Hamilton: Before, things were not always done in a well-broadcast manner, and there was no transparency in what was being done, so there was a lot of skepticism. Things were being done that weren’t supported by regulations or weren’t fair and equitable across the board. There was a lot of doubt in the field as to what was really going on.

HG: What improvements have all of you seen since coming on board the G1 directorate?

Williams: The whole G1 works as a team now. All the NCOs can do someone else’s job, so there’s not a single point of failure anymore. If someone is gone, we have coverage. I also see a lot of support to the field and more interaction with other sections, like the pay branch and the battalion administrative offices.

Hamilton: The feedback to date that we’ve received from the units in the field has been very appreciative in our formalizing of processes and our communication. For example, we’ve established a monthly G1 newsletter to help communicate new policies and procedures, key events, and updates coming from the National Guard Bureau. We want the units in the field to know that we are not just working up here (Colorado National Guard state headquarters) just taking care of the people that we feel like taking care of, but that we are truly taking care of all of the Soldiers in the COARNG.

Fynboh: Within my section alone, I had 15 temporary technicians who were just doing their own thing and it kind of bled into everybody else. Now I see that we’re coming together and are more disciplined. Two of the biggest accomplishments in my section that I’m most proud of is that we’ve got the enlisted record briefs out now, and the increase of personnel services design redelivery training that pushes former G1 tasks down to brigade and battalion levels.

VanValkenburg: We’ve come out of the Stone Age from an enlisted promotions process that was absolutely broken. We started using the National Guard Automated Board System, which takes all the board’s point tallies and automates them into a closed database that allows the board to be able to vote on those records.

Also, there’s a new sense of pride and workmanship with the Soldiers and civilians in the G1 that was nonexistent before. I think they realize how important their job is now. It’s not a glorious job and they’re not in the field as much, but they’re still important.

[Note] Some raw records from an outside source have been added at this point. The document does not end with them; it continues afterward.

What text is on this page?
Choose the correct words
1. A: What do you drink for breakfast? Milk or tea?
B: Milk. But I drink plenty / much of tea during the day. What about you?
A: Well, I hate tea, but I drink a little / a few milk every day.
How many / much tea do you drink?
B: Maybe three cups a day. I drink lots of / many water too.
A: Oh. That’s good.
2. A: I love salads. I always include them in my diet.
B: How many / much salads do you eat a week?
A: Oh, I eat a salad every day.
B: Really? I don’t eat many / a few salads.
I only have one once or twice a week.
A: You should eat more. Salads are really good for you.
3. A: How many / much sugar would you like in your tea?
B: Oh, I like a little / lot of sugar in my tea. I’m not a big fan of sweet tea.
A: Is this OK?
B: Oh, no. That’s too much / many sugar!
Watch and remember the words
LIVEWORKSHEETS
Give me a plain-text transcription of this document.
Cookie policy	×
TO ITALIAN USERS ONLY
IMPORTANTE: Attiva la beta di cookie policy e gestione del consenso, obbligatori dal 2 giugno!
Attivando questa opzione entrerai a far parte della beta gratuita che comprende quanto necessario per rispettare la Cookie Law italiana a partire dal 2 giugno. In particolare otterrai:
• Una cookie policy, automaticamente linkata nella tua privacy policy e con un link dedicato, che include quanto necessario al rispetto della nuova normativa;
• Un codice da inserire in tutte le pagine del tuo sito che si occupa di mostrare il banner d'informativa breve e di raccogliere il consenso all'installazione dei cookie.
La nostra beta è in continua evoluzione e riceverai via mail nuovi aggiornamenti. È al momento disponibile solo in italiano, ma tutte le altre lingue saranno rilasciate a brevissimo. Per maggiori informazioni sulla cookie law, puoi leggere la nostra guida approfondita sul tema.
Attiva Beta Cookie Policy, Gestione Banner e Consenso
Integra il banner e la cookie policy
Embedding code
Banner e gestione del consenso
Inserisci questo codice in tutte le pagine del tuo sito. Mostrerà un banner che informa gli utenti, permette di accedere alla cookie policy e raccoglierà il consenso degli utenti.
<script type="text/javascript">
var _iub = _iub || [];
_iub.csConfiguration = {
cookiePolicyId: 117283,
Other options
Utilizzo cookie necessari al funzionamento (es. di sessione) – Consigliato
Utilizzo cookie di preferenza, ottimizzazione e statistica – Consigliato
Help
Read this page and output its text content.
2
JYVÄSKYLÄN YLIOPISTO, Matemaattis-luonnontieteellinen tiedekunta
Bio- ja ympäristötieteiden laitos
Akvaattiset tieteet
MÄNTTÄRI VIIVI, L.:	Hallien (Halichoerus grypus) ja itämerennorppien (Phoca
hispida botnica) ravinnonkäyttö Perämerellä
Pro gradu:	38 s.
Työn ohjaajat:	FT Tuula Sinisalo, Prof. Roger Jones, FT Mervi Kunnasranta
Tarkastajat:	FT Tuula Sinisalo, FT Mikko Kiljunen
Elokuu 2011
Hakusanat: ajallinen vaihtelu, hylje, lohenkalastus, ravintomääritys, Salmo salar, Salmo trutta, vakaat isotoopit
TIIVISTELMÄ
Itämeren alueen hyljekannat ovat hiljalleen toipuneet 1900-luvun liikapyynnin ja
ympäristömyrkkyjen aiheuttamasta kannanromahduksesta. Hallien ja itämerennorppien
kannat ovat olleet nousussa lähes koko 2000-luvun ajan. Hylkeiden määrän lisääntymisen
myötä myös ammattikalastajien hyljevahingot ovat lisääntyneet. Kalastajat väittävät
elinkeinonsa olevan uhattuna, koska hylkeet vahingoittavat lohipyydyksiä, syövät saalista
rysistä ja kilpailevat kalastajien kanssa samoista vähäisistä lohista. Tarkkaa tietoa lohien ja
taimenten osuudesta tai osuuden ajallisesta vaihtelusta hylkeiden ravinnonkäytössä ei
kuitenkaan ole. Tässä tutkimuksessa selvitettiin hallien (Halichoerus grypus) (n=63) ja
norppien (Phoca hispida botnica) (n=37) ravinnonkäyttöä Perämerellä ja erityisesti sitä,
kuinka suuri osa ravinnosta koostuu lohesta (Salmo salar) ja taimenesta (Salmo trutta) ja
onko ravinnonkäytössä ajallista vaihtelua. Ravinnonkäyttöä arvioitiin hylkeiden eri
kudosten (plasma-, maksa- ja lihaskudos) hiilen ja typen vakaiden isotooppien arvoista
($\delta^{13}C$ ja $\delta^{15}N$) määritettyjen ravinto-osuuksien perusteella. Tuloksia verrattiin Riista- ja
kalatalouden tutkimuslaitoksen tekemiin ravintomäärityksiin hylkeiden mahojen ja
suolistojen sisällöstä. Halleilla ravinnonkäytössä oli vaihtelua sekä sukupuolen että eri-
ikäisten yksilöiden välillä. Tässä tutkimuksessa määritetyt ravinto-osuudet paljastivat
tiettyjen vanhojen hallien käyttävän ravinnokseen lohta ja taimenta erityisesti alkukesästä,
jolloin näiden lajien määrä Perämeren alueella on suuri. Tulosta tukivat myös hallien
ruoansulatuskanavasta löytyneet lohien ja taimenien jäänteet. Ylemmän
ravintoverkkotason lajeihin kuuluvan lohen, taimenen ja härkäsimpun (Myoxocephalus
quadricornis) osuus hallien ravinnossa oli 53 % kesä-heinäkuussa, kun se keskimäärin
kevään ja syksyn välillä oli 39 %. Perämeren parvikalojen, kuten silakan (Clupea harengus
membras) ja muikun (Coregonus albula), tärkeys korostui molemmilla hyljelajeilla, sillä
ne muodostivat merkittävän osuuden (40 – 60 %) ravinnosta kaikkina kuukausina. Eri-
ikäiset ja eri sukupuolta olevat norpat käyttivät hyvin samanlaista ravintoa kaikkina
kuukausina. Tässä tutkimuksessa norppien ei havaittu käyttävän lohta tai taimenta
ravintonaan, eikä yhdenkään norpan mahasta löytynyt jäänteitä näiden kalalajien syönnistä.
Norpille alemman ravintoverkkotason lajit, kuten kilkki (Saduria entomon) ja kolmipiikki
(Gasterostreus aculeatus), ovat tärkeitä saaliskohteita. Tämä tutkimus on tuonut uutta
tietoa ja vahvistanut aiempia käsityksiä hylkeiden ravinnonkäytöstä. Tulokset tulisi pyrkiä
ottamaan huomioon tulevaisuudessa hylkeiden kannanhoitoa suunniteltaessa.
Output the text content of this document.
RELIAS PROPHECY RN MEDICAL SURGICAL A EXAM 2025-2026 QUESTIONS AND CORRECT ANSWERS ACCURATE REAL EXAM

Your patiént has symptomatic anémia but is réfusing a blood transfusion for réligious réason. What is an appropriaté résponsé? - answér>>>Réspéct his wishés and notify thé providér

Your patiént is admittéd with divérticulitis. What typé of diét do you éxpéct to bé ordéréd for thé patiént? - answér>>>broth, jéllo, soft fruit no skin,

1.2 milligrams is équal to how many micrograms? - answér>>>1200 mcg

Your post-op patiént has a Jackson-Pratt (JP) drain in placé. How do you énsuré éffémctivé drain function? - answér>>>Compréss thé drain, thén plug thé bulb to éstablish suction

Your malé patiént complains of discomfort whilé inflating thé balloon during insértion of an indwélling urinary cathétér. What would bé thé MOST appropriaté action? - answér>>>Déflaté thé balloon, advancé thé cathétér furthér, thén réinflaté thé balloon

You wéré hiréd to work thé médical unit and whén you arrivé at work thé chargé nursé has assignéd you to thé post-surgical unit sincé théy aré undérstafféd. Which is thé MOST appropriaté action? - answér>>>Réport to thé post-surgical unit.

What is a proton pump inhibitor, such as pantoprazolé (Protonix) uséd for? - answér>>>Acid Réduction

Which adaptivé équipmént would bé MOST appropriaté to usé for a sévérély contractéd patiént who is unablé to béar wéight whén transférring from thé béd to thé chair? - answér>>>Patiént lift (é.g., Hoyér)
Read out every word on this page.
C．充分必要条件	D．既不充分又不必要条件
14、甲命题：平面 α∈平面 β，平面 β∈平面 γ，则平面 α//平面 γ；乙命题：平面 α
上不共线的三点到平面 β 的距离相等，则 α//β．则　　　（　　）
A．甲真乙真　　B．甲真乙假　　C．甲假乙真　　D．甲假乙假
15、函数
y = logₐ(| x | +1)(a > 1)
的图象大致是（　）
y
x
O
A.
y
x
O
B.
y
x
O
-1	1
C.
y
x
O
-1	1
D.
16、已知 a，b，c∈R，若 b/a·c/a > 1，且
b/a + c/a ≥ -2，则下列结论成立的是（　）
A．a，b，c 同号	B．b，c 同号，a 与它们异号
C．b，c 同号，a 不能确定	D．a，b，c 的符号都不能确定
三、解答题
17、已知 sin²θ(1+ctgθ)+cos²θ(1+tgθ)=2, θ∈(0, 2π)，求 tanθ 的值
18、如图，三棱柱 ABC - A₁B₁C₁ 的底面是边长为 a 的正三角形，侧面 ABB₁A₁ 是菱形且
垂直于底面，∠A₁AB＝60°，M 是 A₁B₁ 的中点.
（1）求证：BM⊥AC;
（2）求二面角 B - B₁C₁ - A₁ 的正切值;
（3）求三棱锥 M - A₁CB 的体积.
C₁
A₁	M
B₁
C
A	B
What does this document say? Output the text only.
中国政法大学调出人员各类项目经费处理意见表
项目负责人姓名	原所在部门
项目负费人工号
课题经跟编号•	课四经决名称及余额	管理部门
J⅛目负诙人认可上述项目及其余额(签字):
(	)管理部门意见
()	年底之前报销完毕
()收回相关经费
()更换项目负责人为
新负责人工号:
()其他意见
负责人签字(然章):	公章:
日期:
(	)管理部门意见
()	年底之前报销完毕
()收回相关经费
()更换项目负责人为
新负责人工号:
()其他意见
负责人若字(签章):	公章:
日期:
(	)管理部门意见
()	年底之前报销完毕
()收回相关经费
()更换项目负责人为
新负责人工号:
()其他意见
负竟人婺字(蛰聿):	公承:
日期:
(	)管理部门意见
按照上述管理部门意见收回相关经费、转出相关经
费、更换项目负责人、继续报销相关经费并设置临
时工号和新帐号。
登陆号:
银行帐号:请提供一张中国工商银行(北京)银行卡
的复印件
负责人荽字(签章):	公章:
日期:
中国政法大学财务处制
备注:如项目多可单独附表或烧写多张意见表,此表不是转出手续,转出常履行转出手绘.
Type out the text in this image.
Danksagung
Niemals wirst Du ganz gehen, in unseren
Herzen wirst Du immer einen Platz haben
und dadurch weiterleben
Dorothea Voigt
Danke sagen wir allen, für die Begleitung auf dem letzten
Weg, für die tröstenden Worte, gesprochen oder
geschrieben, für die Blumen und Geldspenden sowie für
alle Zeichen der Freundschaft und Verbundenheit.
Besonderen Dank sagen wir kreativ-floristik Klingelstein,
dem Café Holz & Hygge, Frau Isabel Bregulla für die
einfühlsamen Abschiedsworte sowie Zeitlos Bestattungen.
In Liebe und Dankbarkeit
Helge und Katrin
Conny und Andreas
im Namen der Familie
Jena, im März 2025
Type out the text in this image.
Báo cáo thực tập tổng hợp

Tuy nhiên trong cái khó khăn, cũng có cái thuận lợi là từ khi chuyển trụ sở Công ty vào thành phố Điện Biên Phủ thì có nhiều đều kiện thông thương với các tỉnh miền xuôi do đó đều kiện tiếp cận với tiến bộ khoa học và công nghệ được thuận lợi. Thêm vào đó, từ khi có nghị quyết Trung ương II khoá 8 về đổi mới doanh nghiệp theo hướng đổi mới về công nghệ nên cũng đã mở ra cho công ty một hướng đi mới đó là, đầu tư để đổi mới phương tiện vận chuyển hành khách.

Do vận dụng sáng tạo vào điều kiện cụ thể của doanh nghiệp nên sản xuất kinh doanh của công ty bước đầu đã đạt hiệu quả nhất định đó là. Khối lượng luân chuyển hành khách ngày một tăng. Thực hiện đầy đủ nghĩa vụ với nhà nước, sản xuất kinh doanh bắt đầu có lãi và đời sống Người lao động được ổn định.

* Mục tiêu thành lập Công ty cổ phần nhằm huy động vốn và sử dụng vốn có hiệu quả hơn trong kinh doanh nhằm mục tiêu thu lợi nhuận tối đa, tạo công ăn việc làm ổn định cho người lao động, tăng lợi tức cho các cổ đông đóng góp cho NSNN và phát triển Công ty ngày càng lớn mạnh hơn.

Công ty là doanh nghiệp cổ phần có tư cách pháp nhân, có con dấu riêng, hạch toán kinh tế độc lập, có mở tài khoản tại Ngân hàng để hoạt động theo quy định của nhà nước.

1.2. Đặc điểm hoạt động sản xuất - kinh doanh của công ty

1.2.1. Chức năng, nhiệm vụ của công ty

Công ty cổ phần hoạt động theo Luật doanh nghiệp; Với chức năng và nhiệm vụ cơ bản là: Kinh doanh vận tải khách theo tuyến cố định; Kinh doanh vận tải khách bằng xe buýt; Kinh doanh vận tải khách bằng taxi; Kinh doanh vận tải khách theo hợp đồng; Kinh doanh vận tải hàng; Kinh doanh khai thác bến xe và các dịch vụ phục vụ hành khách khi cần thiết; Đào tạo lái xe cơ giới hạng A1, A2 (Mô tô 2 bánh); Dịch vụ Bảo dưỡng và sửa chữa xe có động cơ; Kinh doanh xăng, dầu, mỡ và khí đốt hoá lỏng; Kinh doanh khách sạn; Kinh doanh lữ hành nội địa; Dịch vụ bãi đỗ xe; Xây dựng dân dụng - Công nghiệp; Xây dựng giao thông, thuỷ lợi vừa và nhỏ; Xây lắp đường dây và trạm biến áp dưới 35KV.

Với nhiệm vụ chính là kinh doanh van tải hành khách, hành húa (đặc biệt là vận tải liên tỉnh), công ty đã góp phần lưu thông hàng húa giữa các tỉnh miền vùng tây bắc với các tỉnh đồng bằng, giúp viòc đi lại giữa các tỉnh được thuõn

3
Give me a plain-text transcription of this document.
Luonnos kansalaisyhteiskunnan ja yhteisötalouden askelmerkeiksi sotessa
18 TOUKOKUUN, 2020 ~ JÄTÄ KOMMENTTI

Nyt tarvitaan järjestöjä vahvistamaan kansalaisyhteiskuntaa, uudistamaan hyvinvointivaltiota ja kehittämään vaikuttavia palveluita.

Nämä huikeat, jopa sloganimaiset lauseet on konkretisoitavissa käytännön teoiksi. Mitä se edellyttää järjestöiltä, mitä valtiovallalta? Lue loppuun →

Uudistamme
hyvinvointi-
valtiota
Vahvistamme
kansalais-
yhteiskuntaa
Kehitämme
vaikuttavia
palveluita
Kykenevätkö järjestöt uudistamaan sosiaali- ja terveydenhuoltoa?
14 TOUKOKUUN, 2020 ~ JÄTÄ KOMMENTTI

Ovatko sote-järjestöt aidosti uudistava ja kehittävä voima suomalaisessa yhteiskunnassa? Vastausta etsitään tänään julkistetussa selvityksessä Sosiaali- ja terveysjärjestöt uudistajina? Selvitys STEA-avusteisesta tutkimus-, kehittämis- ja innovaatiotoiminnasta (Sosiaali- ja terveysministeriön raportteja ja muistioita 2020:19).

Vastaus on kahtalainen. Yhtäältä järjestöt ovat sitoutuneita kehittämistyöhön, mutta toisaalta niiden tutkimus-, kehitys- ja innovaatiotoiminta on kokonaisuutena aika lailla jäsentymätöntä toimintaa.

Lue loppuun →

Gomez: The biggest thing for me is to know that our promotions are going to be handled fairly and the paperwork isn’t going to get lost on purpose. There’s also more organization up in the G1. In my section, the HSS, I have two good Soldiers who are very smart but they were lacking confidence due to lack of support, so I came in and taught them a little leadership and it pushed up their confidence level.

Lousberg: Our COARNG G1 team stood up to the plate and took ownership of a process in need of change and turned it back around. From the outside looking in, it’s truly become a cohesive organization. Everyone is going in the same direction now.